In another briefing, European Union Climate Commissioner Miguel Arias Cañete, who will head the EU delegation during the high-level segment of the talks, allowed there might be some “adjustments” to targets during the review period.
And U.S. climate envoy Todd Stern, in remarks to the press, said the review period could lead to stronger targets, though not necessarily before Paris.
“We see the review period as a kind of sunshine process, where other countries can review and discuss each other’s targets,” Stern said. “You’d be surprised, but countries, even big powerful countries, care about that.”
The main issue left out of the draft is the nature of the INDCs. The U.S., the EU, and most large industrialized countries believe that the INDCs should include only emissions reduction promises, leaving other aspects such as financial contributions, adaptation initiatives and technology transfer to appear in other parts of the text.
Developing countries, by contrast, want those elements to be allowed inside INDCs—in part to ensure that they are prioritized and in part to give those countries a way to participate, aside from emissions reductions.

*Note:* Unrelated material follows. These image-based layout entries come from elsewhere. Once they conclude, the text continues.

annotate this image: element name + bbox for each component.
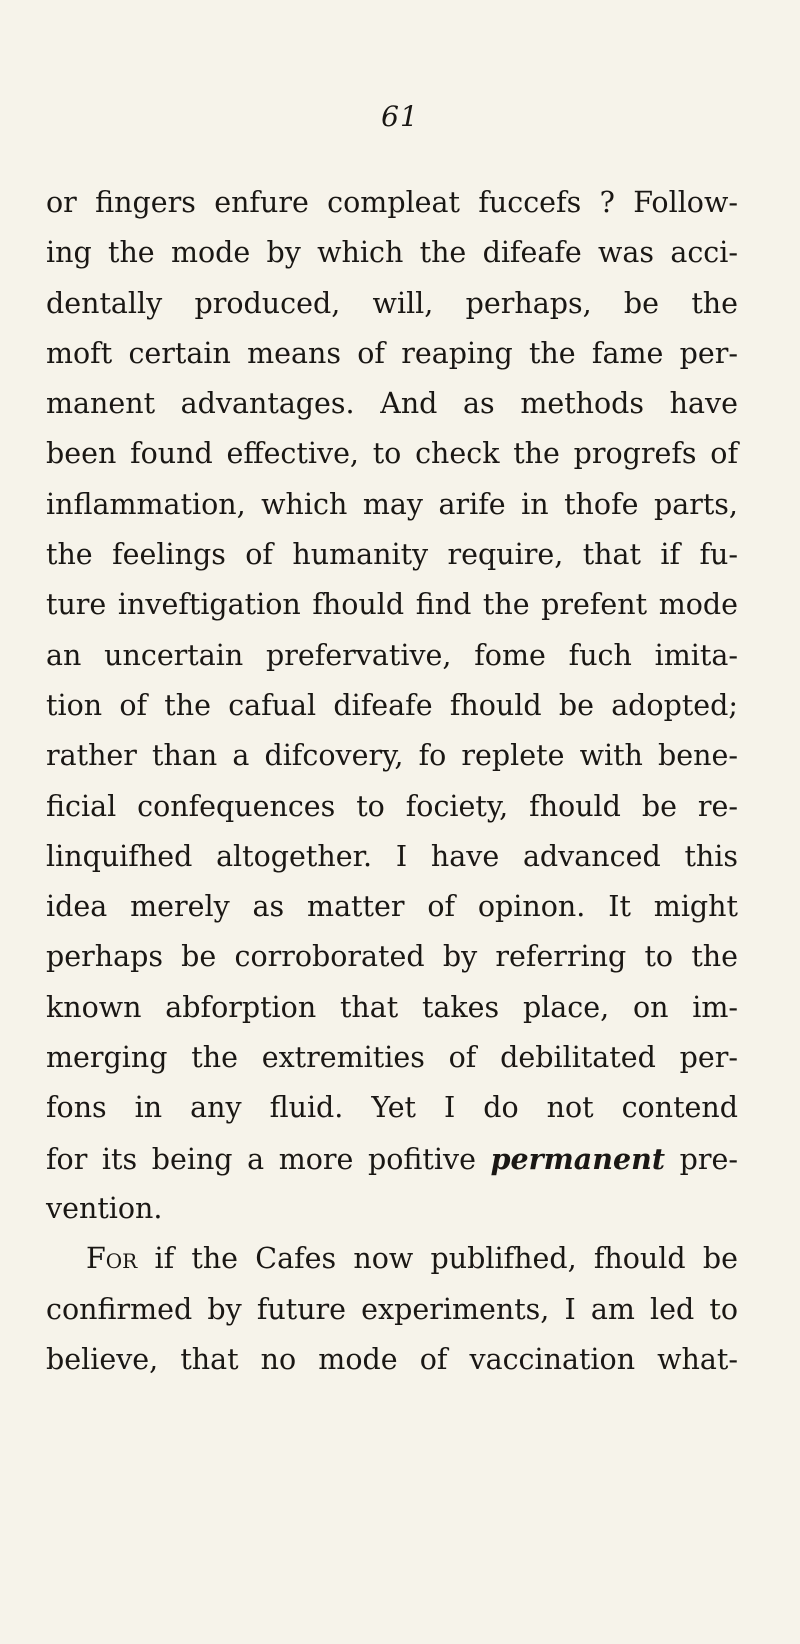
text-line: ing the mode by which the difeafe was acci- (46, 236, 738, 270)
text-line: inflammation, which may arife in thofe parts, (46, 487, 738, 521)
text-line: manent advantages. And as methods have (46, 387, 738, 421)
paragraph-end-line: vention. (46, 1191, 163, 1225)
page-number: 61 (381, 100, 419, 133)
text-line: believe, that no mode of vaccination what- (46, 1342, 738, 1376)
text-line: linquifhed altogether. I have advanced this (46, 839, 738, 873)
text-line: tion of the cafual difeafe fhould be adopted; (46, 688, 738, 722)
text-line: or fingers enfure compleat fuccefs ? Follow- (46, 186, 738, 219)
text-line: an uncertain prefervative, fome fuch imita- (46, 638, 738, 672)
text-segment: if the Cafes now publifhed, fhould be (137, 1242, 738, 1276)
text-line: dentally produced, will, perhaps, be the (46, 286, 738, 320)
text-line: idea merely as matter of opinon. It might (46, 890, 738, 924)
text-line: ture inveftigation fhould find the prefent mode (46, 588, 738, 622)
text-segment: pre- (665, 1142, 738, 1176)
text-segment: for its being a more pofitive (46, 1142, 491, 1176)
text-line: known abforption that takes place, on im- (46, 990, 738, 1024)
emphasis-permanent: permanent (490, 1141, 666, 1176)
text-line: fons in any fluid. Yet I do not contend (46, 1091, 738, 1125)
text-line: been found effective, to check the progrefs of (46, 437, 738, 471)
body-text (46, 178, 738, 1385)
text-line: perhaps be corroborated by referring to the (46, 940, 738, 974)
text-line: rather than a difcovery, fo replete with bene- (46, 739, 738, 773)
small-caps-lead: For (86, 1242, 138, 1276)
text-line: confirmed by future experiments, I am led to (46, 1292, 738, 1326)
text-line (46, 1134, 738, 1184)
text-line: ficial confequences to fociety, fhould be re- (46, 789, 738, 823)
text-line: merging the extremities of debilitated per- (46, 1041, 738, 1075)
paragraph-start-line (46, 1234, 738, 1284)
text-line: moft certain means of reaping the fame per- (46, 336, 738, 370)
text-line: the feelings of humanity require, that if fu- (46, 538, 738, 572)
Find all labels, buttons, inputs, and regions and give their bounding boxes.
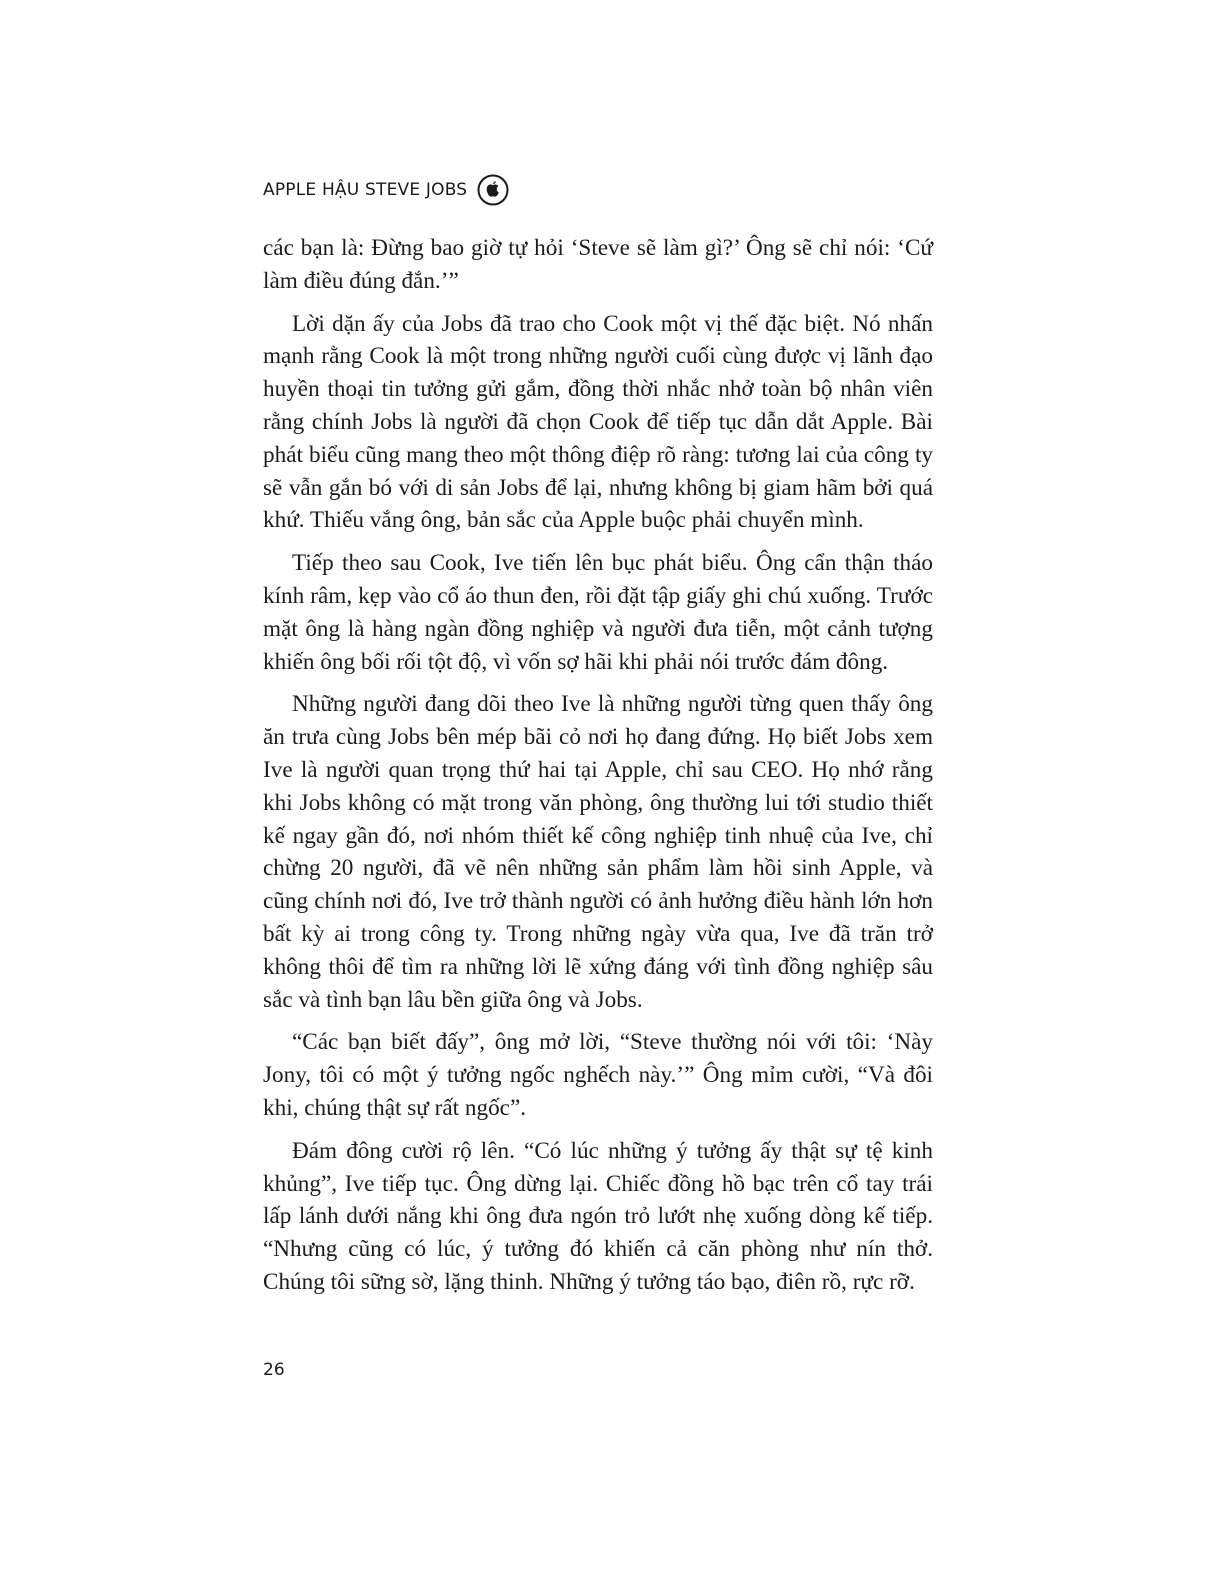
- paragraph: Những người đang dõi theo Ive là những người từng quen thấy ông ăn trưa cùng Jobs bên mép bãi cỏ nơi họ đang đứng. Họ biết Jobs xem Ive là người quan trọng thứ hai tại Apple, chỉ sau CEO. Họ nhớ rằng khi Jobs không có mặt trong văn phòng, ông thường lui tới studio thiết kế ngay gần đó, nơi nhóm thiết kế công nghiệp tinh nhuệ của Ive, chỉ chừng 20 người, đã vẽ nên những sản phẩm làm hồi sinh Apple, và cũng chính nơi đó, Ive trở thành người có ảnh hưởng điều hành lớn hơn bất kỳ ai trong công ty. Trong những ngày vừa qua, Ive đã trăn trở không thôi để tìm ra những lời lẽ xứng đáng với tình đồng nghiệp sâu sắc và tình bạn lâu bền giữa ông và Jobs.: [263, 691, 933, 1013]
- paragraph: “Các bạn biết đấy”, ông mở lời, “Steve thường nói với tôi: ‘Này Jony, tôi có một ý tưởng ngốc nghếch này.’” Ông mỉm cười, “Và đôi khi, chúng thật sự rất ngốc”.: [263, 1029, 933, 1121]
- paragraph: Tiếp theo sau Cook, Ive tiến lên bục phát biểu. Ông cẩn thận tháo kính râm, kẹp vào cổ áo thun đen, rồi đặt tập giấy ghi chú xuống. Trước mặt ông là hàng ngàn đồng nghiệp và người đưa tiễn, một cảnh tượng khiến ông bối rối tột độ, vì vốn sợ hãi khi phải nói trước đám đông.: [263, 550, 933, 675]
- paragraph-continued: các bạn là: Đừng bao giờ tự hỏi ‘Steve sẽ làm gì?’ Ông sẽ chỉ nói: ‘Cứ làm điều đúng đắn.’”: [263, 235, 933, 294]
- body-text: [263, 232, 933, 1309]
- running-head: [263, 172, 509, 208]
- paragraph: Lời dặn ấy của Jobs đã trao cho Cook một vị thế đặc biệt. Nó nhấn mạnh rằng Cook là một trong những người cuối cùng được vị lãnh đạo huyền thoại tin tưởng gửi gắm, đồng thời nhắc nhở toàn bộ nhân viên rằng chính Jobs là người đã chọn Cook để tiếp tục dẫn dắt Apple. Bài phát biểu cũng mang theo một thông điệp rõ ràng: tương lai của công ty sẽ vẫn gắn bó với di sản Jobs để lại, nhưng không bị giam hãm bởi quá khứ. Thiếu vắng ông, bản sắc của Apple buộc phải chuyển mình.: [263, 310, 933, 534]
- running-title: APPLE HẬU STEVE JOBS: [263, 180, 468, 200]
- apple-logo-icon: [477, 174, 509, 206]
- page-number: 26: [263, 1360, 285, 1380]
- paragraph: Đám đông cười rộ lên. “Có lúc những ý tưởng ấy thật sự tệ kinh khủng”, Ive tiếp tục. Ông dừng lại. Chiếc đồng hồ bạc trên cổ tay trái lấp lánh dưới nắng khi ông đưa ngón trỏ lướt nhẹ xuống dòng kế tiếp. “Nhưng cũng có lúc, ý tưởng đó khiến cả căn phòng như nín thở. Chúng tôi sững sờ, lặng thinh. Những ý tưởng táo bạo, điên rồ, rực rỡ.: [263, 1137, 933, 1295]
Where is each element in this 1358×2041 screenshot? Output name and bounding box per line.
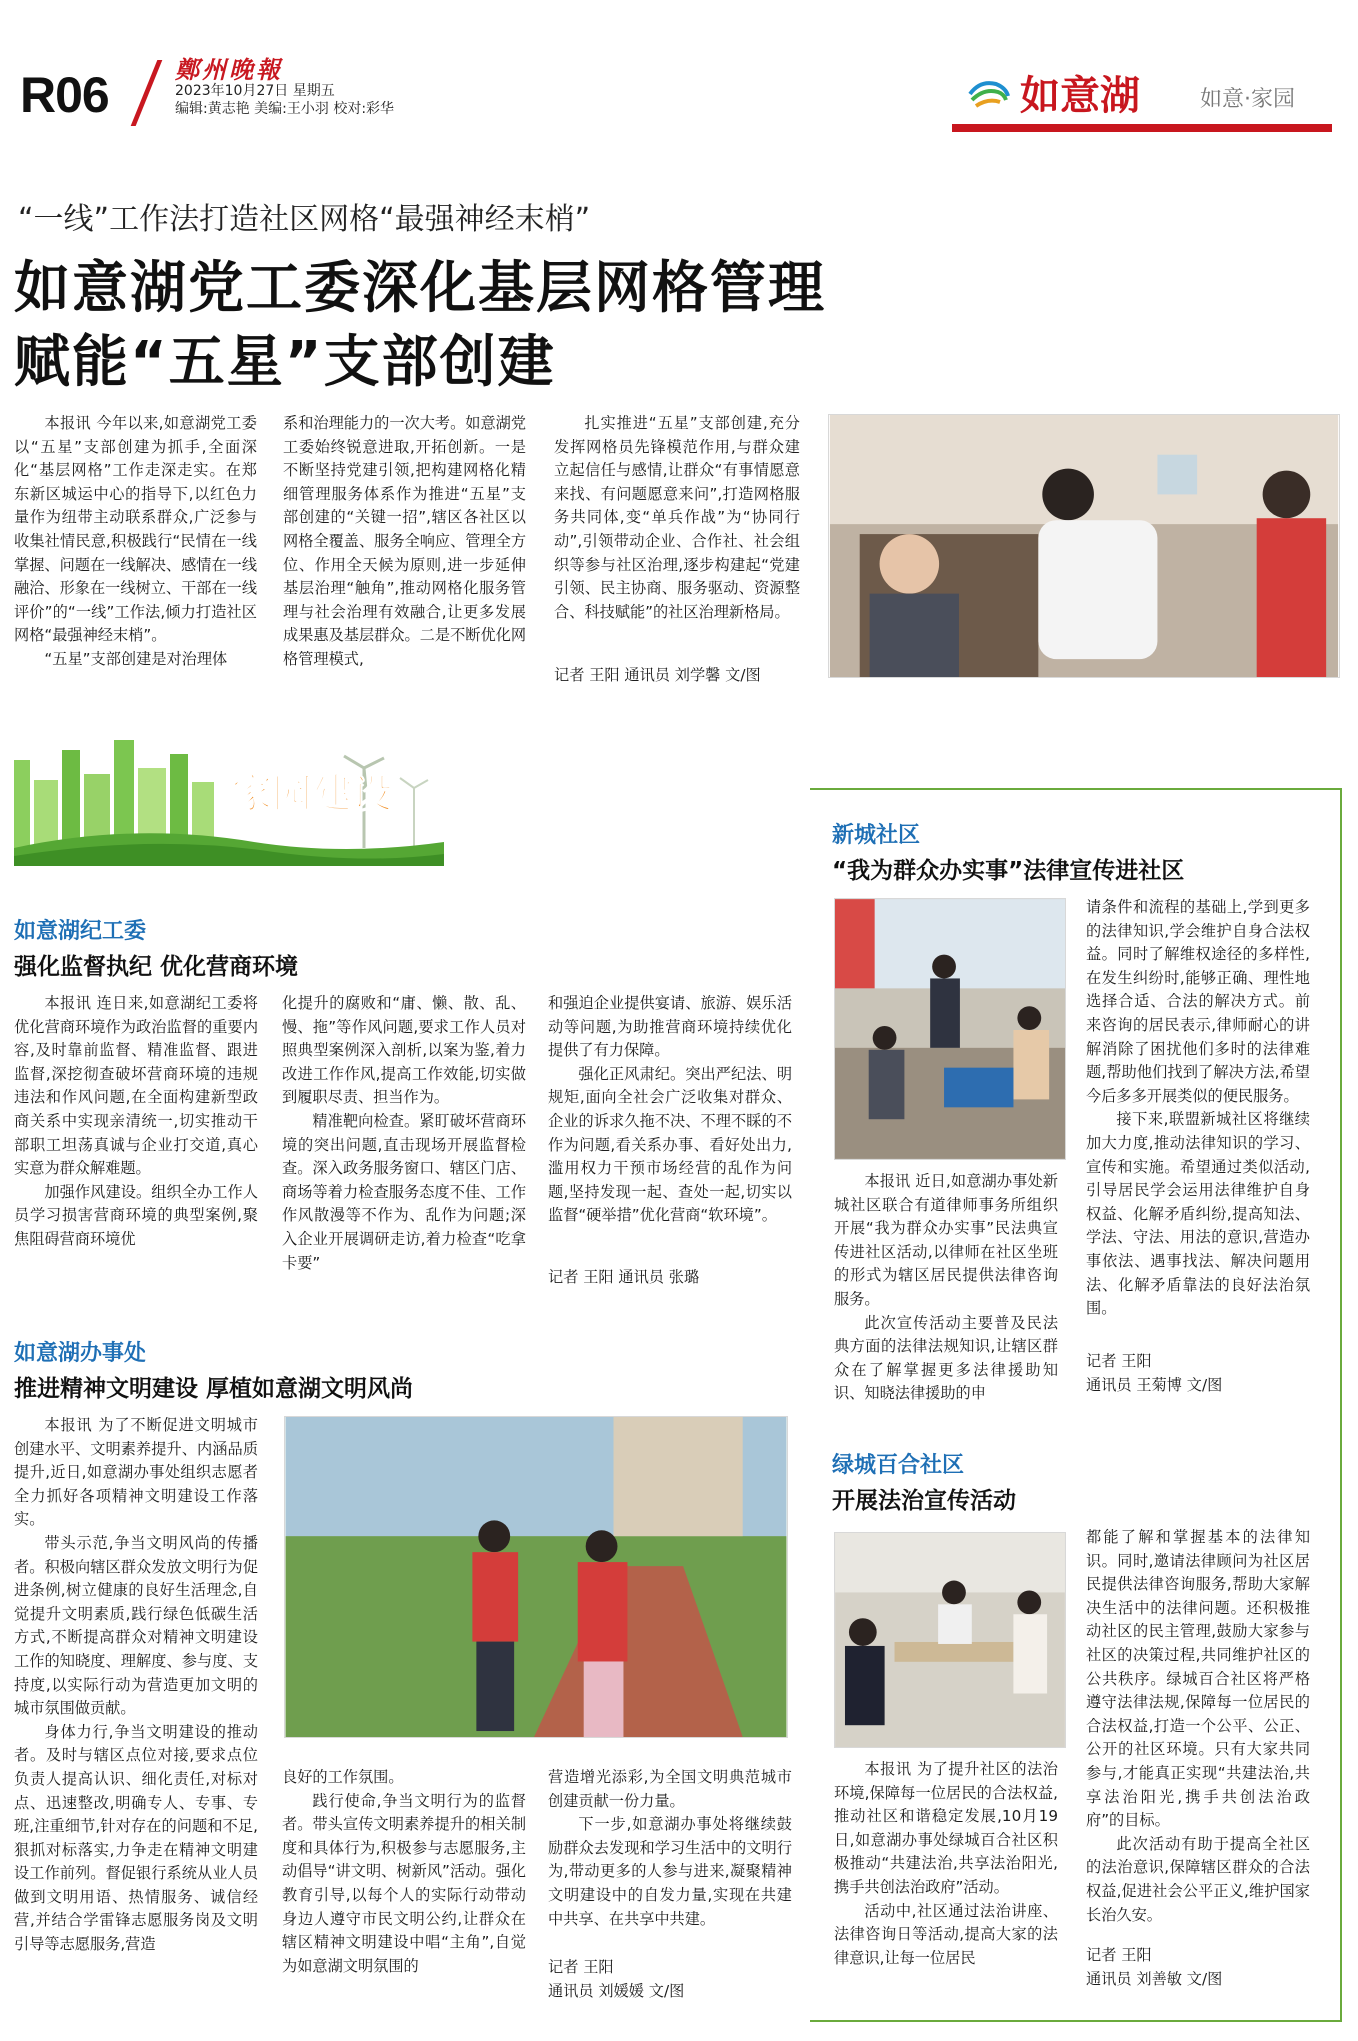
paragraph: 身体力行,争当文明建设的推动者。及时与辖区点位对接,要求点位负责人提高认识、细化责任,对标对点、迅速整改,明确专人、专事、专班,注重细节,针对存在的问题和不足,狠抓对标落实,力争走在精神文明建设工作前列。督促银行系统从业人员做到文明用语、热情服务、诚信经营,并结合学雷锋志愿服务岗及文明引导等志愿服务,营造	[14, 1722, 258, 1954]
paragraph: 活动中,社区通过法治讲座、法律咨询日等活动,提高大家的法律意识,让每一位居民	[834, 1901, 1058, 1967]
lead-headline-line2: 赋能“五星”支部创建	[14, 330, 556, 395]
paragraph: 都能了解和掌握基本的法律知识。同时,邀请法律顾问为社区居民提供法律咨询服务,帮助大家解决生活中的法律问题。还积极推动社区的民主管理,鼓励大家参与社区的决策过程,共同维护社区的公共秩序。绿城百合社区将严格遵守法律法规,保障每一位居民的合法权益,打造一个公平、公正、公开的社区环境。只有大家共同参与,才能真正实现“共建法治,共享法治阳光,携手共创法治政府”的目标。	[1086, 1528, 1310, 1830]
paragraph: 强化正风肃纪。突出严纪法、明规矩,面向全社会广泛收集对群众、企业的诉求久拖不决、不理不睬的不作为问题,看关系办事、看好处出力,滥用权力干预市场经营的乱作为问题,坚持发现一起、查处一起,切实以监督“硬举措”优化营商“软环境”。	[548, 1064, 792, 1225]
story2-column-3	[548, 1766, 792, 1931]
story4-title: 开展法治宣传活动	[832, 1488, 1016, 1514]
story4-byline-correspondent: 通讯员 刘善敏 文/图	[1086, 1970, 1223, 1988]
section-subtitle: 如意·家园	[1200, 87, 1295, 112]
story2-byline-reporter: 记者 王阳	[548, 1958, 614, 1976]
masthead-divider	[122, 60, 163, 126]
paragraph: 加强作风建设。组织全办工作人员学习损害营商环境的典型案例,聚焦阻碍营商环境优	[14, 1182, 258, 1248]
lead-headline-line1: 如意湖党工委深化基层网格管理	[14, 256, 826, 321]
section-logo-icon	[966, 76, 1012, 110]
story2-photo	[284, 1416, 788, 1738]
newspaper-name: 鄭州晚報	[175, 55, 283, 84]
paragraph: 践行使命,争当文明行为的监督者。带头宣传文明素养提升的相关制度和具体行为,积极参与志愿服务,主动倡导“讲文明、树新风”活动。强化教育引导,以每个人的实际行动带动身边人遵守市民文明公约,让群众在辖区精神文明建设中唱“主角”,自觉为如意湖文明氛围的	[282, 1791, 526, 1975]
story2-title: 推进精神文明建设 厚植如意湖文明风尚	[14, 1376, 414, 1402]
story1-byline: 记者 王阳 通讯员 张璐	[548, 1268, 700, 1286]
paragraph: 和强迫企业提供宴请、旅游、娱乐活动等问题,为助推营商环境持续优化提供了有力保障。	[548, 994, 792, 1060]
story3-column-2	[1086, 896, 1310, 1321]
lead-column-2	[283, 412, 526, 672]
page-number: R06	[20, 67, 109, 123]
paragraph: 带头示范,争当文明风尚的传播者。积极向辖区群众发放文明行为促进条例,树立健康的良好生活理念,自觉提升文明素质,践行绿色低碳生活方式,不断提高群众对精神文明建设工作的知晓度、理解度、参与度、支持度,以实际行动为营造更加文明的城市氛围做贡献。	[14, 1533, 258, 1718]
story3-title: “我为群众办实事”法律宣传进社区	[832, 858, 1185, 884]
editor-credits: 编辑:黄志艳 美编:王小羽 校对:彩华	[175, 101, 395, 117]
story2-byline-correspondent: 通讯员 刘媛媛 文/图	[548, 1982, 685, 2000]
story2-column-1	[14, 1414, 258, 1957]
story1-title: 强化监督执纪 优化营商环境	[14, 954, 299, 980]
section-name: 如意湖	[1020, 73, 1140, 119]
story1-column-3	[548, 992, 792, 1228]
story3-tag: 新城社区	[832, 823, 921, 848]
story1-column-2	[282, 992, 526, 1275]
paragraph: 良好的工作氛围。	[282, 1768, 404, 1786]
story3-byline-correspondent: 通讯员 王菊博 文/图	[1086, 1376, 1223, 1394]
story4-tag: 绿城百合社区	[832, 1453, 965, 1478]
lead-byline: 记者 王阳 通讯员 刘学馨 文/图	[554, 666, 761, 684]
paragraph: 精准靶向检查。紧盯破坏营商环境的突出问题,直击现场开展监督检查。深入政务服务窗口、辖区门店、商场等着力检查服务态度不佳、工作作风散漫等不作为、乱作为问题;深入企业开展调研走访,着力检查“吃拿卡要”	[282, 1111, 526, 1272]
paragraph: 本报讯 今年以来,如意湖党工委以“五星”支部创建为抓手,全面深化“基层网格”工作走深走实。在郑东新区城运中心的指导下,以红色力量作为纽带主动联系群众,广泛参与收集社情民意,积极践行“民情在一线掌握、问题在一线解决、感情在一线融洽、形象在一线树立、干部在一线评价”的“一线”工作法,倾力打造社区网格“最强神经末梢”。	[14, 414, 257, 645]
paragraph: 本报讯 连日来,如意湖纪工委将优化营商环境作为政治监督的重要内容,及时靠前监督、精准监督、跟进监督,深挖彻查破坏营商环境的违规违法和作风问题,在全面构建新型政商关系中实现亲清统一,切实推动干部职工坦荡真诚与企业打交道,真心实意为群众解难题。	[14, 994, 258, 1178]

Elina Bardram, a senior EU negotiator, told Bloomberg BNA last week that focusing on emissions reduction targets in the INDCs made it easier to compare pledges and was true to the original idea of INDCs when they were created four years ago during talks in South Africa.
Africa Group delegate Alice Waters told Bloomberg BNA that while INDCs originally were intended to include only emissions reduction targets, it made more sense to broaden their mandate.
“The process is evolving and it makes the most sense to package the various aspects together in a single set of targets,” Waters said.
Peruvian government sources told Bloomberg BNA that while the 2015 text will be legally binding based on previous decisions, it is not yet clear whether the INDCs themselves—which will appear in a separate annex—will be legally binding. The U.S. continues to oppose making the INDCs legally binding, but a growing consensus among other countries is that they should be binding, according to sources.
“The overwhelming majority of countries want the INDCs to be legally binding,” Ruth Davis, a Greenpeace U.K. activist, said at a briefing.
The draft text still left out many key points, including whether the commitment period that starts when the 2015 text goes into effect in 2020 should last five or 10 years. A compromise solution under discussion in the negotiations, according to the EU’s Arias Cañete, is to include both a 2025 and 2030 target in the text.
Also, some delegates said they wished to see adaptation goals within the text linked to climate. If temperatures rise more than expected it would trigger stronger commitments to adaptation funding. That topic was under discussion, but left out of the first draft of the text.
One of the most problematic issues in the text is the issue of “differentiation”—how to define the difference between rich and poor countries and whether the two (or more) groups should have different types of obligations in the 2015 treaty. The breakdown of 36 industrialized Annex I countries and the rest of the world as non-Annex I used in the 1997 Kyoto Protocol is not expected to be continued in the 2015 text.
The Lima package of results will be the official communiqué released on the final day of the talks, including all the accomplishments of the meetings. While progress will be made on the 2015 draft text, it is not expected to be completed until next year’s Paris summit. Lima is expected to see an agreement on financial goals, gender issues within the climate context, and efforts to reduce emissions before the new agreement enters into force in 2020.
“Delegates will go through these issues line by line, comma by comma, to find an agreement,” UNFCCC’s Figueres said, noting most of the work will be done by high level delegation heads.
Pulgar-Vidal, the COP president, will start the ball rolling on that part of the process with a late-night stocktaking session scheduled for Dec. 8. The results of that, combined with the multilateral assessment that ran Dec. 6–8, will form the basis of the communiqué.